By partnering with a non-profit, Edgewood CC is able to secure fresh, high-quality greens while also giving back to the community.
When Tony Villanueva, Executive Chef of Edgewood Country Club in River Vale, N.J., isn’t creating innovative global cuisine for members, he’s sharing his deep commitment to two organizations that serve those on the autism spectrum. One is the REED Foundation for Autism and the other is a 3,300-square foot indoor hydroponic vertical farm called Greens Do Good.

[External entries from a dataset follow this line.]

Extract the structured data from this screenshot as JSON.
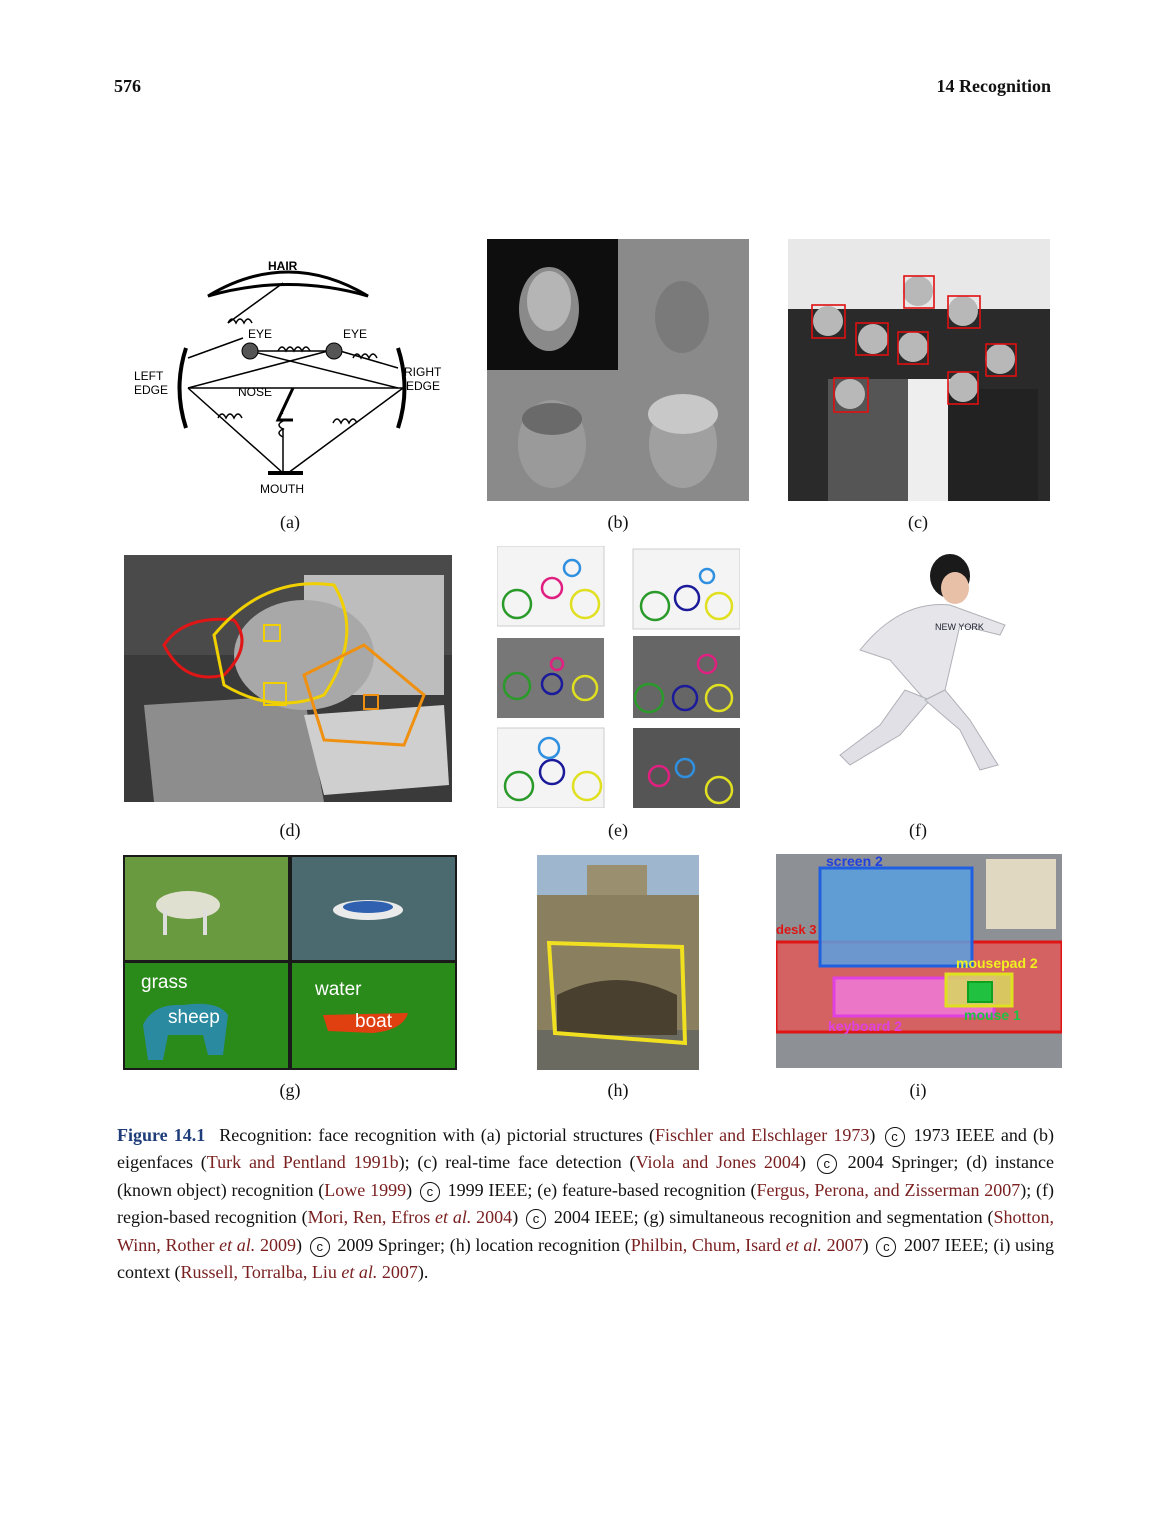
{
  "page": {
    "number": "576",
    "chapter": "14  Recognition"
  },
  "panel_a": {
    "hair": "HAIR",
    "eye_left": "EYE",
    "eye_right": "EYE",
    "nose": "NOSE",
    "mouth": "MOUTH",
    "left_edge_1": "LEFT",
    "left_edge_2": "EDGE",
    "right_edge_1": "RIGHT",
    "right_edge_2": "EDGE"
  },
  "panel_g": {
    "grass": "grass",
    "sheep": "sheep",
    "water": "water",
    "boat": "boat"
  },
  "panel_i": {
    "screen": "screen 2",
    "desk": "desk 3",
    "mousepad": "mousepad 2",
    "mouse": "mouse 1",
    "keyboard": "keyboard 2"
  },
  "panel_f": {
    "jersey": "NEW YORK"
  },
  "subfigure_labels": [
    "(a)",
    "(b)",
    "(c)",
    "(d)",
    "(e)",
    "(f)",
    "(g)",
    "(h)",
    "(i)"
  ],
  "caption": {
    "label": "Figure 14.1",
    "t1": "Recognition: face recognition with (a) pictorial structures (",
    "c1": "Fischler and Elschlager 1973",
    "t2": ") ",
    "t3": " 1973 IEEE and (b) eigenfaces (",
    "c2": "Turk and Pentland 1991b",
    "t4": ");   (c) real-time face detection (",
    "c3": "Viola and Jones 2004",
    "t5": ") ",
    "t6": " 2004 Springer; (d) instance (known object) recognition (",
    "c4": "Lowe 1999",
    "t7": ") ",
    "t8": " 1999 IEEE; (e) feature-based recognition (",
    "c5": "Fergus, Perona, and Zisserman 2007",
    "t9": "); (f) region-based recognition (",
    "c6a": "Mori, Ren, Efros ",
    "c6b": "et al.",
    "c6c": " 2004",
    "t10": ") ",
    "t11": " 2004 IEEE; (g) simultaneous recognition and segmentation (",
    "c7a": "Shotton, Winn, Rother ",
    "c7b": "et al.",
    "c7c": " 2009",
    "t12": ") ",
    "t13": " 2009 Springer; (h) location recognition (",
    "c8a": "Philbin, Chum, Isard ",
    "c8b": "et al.",
    "c8c": " 2007",
    "t14": ") ",
    "t15": " 2007 IEEE; (i) using context (",
    "c9a": "Russell, Torralba, Liu ",
    "c9b": "et al.",
    "c9c": " 2007",
    "t16": ").",
    "copyright_symbol": "c"
  }
}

“As country club chefs, we have the opportunity to host many different charities that come to us to host golf outings, fundraisers and galas,” says Villaneuva. “Every once in a while, we have an opportunity to hear people speak passionately about their charities and organizations. I met Lisa Goldstein, REED Foundation for Autism’s Vice President of Development, at my former club during her fund-raising events for Reed Academy.”
He and Goldstein became friends, and as he got to know the Foundation’s work, his passion for supporting the non-profit was ignited, donating to its silent auction and preparing special menus for its events.
In 2019, when the REED Foundation for Autism launched Greens Do Good in a warehouse in Hackensack, NJ, Villanueva was the first to purchase produce. He has also connected Goldstein with chefs from other area country clubs, who now do business with the farm, as well. Greens Do Good was established to transform the way the local community sources healthy produce by providing the freshest ingredients in a sustainable and socially responsible way. The farm uses environmentally sensitive, energy-efficient practices to grow basil, kale, lettuce and microgreens.
“Besides being good for the environment, Greens Do Good serves the community well, too,” says Goldstein, noting that all proceeds from its sales go into REED adult programming, and the facility provides employment opportunities for high school students and adults with autism.
Today, Edgewood Country Club members are also enjoying the fruits of their relationship with REED in the dining room and at catered events. With every bite, Villanueva ensures that Edgewood plays its part to support Greens Do Good’s mission. Right now, the club’s menu features true fresh-from-the-farm kale salad and sautéed kale with olive oil, but Villanueva is always updating selections to include Greens Do Good produce.
“People increasingly want to know about the source of their food,” says Villaneuva. “I proudly share with Edgewood members that my basil, kale, bibb lettuce, and microgreens are from Greens Do Good—and they’re fresher than if you’d grown them yourself. I top many dishes with the microgreens for flavor, color and texture, and the lettuce is superb.
In recognition of his deep commitment to REED and Greens Do Good, Villanueva was recently honored by the REED Foundation for Autism this summer at Edgewood Country Club.
“I truly believe that each and every one of us is here for a reason,” says Villaneuva. “I would never be able to enjoy the fruits of my labor without paying it forward. As chefs, we have a tremendous opportunity to make a difference and give back. That is who I am and where my heart will always be. In life, it’s not how the world treats us, but how we treat the world to make it a better place.”